The rate of tweeting about a movie accurately predicts its box office revenes, say researchers. But only after a film has been released.

One of the great promises of the social media revolution is that the ability to track people’s interest in things in real time. This is the marketeer’s dream: to guage demand of things like gadgets, games and other products on a day to day basis.

Today, Sitaram Asur and Bernardo Huberman at HP Labs in Palo Alto show social media data can be used not just guage day to day inerest in movies but to predict their future box office revenue.

Their method is simple. Asur and Huberman simply counted the number of times that a film title was mentioned on the social media service, a microblogging site enjoying huge popularity and boasting some 23 million users. Intotal they counted some 3 million tweests about film over about 3 months.

The results are a fascinating insight into the power and limitations of Twitter. Asur and Huberman found that the rate at which people produce tweets about movies can accurately forecast the box office revenue of the film, but only after it is released.

And the predictions from tweets are more accurate than any other method of forecasting.

Film studios and others do this in variouys ways to gauge the popularity of their products. One indicator is the amount of money they spend on advertising. Asur and Huberman say this may be linked to rate of twittering before a movie is released. Others methods of forecasting include focus groups and exit polls of people who have seen the film.

But the most accurate is the Hollywood Stock Exchange, a market in which people can buy and sell virtual shares in actors, directors and individual movies.
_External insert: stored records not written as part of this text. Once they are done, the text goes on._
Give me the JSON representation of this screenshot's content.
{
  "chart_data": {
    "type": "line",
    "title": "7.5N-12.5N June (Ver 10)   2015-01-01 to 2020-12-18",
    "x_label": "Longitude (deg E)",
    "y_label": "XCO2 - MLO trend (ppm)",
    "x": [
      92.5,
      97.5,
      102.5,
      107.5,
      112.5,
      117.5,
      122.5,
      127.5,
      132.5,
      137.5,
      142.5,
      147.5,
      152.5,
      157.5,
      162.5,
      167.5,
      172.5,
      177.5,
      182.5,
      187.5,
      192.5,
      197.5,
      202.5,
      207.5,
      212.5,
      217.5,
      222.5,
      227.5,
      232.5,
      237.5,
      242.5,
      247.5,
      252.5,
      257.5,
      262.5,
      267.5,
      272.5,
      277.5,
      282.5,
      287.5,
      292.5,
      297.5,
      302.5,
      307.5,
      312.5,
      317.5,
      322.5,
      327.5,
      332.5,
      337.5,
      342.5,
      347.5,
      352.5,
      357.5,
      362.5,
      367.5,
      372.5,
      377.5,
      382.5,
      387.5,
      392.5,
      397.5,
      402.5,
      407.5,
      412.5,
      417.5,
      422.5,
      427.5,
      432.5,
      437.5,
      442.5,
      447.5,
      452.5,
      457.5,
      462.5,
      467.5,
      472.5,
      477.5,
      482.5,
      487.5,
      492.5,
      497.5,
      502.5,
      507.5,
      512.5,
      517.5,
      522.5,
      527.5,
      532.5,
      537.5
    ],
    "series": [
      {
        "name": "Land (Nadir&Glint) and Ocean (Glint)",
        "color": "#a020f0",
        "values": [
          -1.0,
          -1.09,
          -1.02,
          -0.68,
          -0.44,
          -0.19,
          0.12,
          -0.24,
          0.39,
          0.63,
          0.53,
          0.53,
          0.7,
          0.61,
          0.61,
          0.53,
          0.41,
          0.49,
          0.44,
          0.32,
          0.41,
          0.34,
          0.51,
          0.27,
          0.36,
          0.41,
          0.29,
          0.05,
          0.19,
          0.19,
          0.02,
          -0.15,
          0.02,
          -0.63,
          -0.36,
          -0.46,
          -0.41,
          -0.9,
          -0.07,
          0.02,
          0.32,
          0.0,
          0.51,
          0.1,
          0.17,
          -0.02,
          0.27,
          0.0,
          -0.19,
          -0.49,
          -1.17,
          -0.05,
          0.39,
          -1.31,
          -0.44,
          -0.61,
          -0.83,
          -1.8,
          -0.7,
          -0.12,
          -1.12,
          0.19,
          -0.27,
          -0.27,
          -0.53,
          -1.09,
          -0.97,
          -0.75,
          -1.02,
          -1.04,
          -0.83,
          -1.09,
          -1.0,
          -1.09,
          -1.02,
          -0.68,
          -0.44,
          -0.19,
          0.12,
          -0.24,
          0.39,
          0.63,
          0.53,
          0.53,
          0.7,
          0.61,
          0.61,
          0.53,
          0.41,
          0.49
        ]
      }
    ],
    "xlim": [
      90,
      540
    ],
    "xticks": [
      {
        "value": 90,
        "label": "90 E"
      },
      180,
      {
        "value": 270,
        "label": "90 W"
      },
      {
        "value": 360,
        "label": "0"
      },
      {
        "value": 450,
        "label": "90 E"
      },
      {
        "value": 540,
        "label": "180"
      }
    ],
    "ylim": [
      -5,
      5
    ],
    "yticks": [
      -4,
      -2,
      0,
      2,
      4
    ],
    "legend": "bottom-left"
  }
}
Researchers have long known that these kinds of virtual stock markets appear to tap into the wisdom of the crows to make uncannily accurate predictions about everything from the outcome of elections to price of real stocks. The Hollywood Stock Exchange produces unusually accurate predictions about the popularity of films.

However, when it comes to the accuracy of forcecasts, counting the rate of tweeting trounces the Hollywood Stock Exchange, say Asur and Huberman: “Our predictions are consistently better than those produced by an information market such as the Hollywood Stock Exchange, the gold standard in the industry.”

That will delight the founders of Twitter and the ecosystem of websites and services that have sprung up around it. These services have enjoyed enormous popularity but have yet to demonstrate their commercial worth.

However, it also raises an interesting new question for advertisers and marketing executives. Can they change the demand for their film, product or service buy directly influencing the rate at which people tweet about it? In other words, can they change the future that tweeters predict?

There’s only one way to find out and it’ll require a substantial investment in marketing and advertising. Tweeters be warned!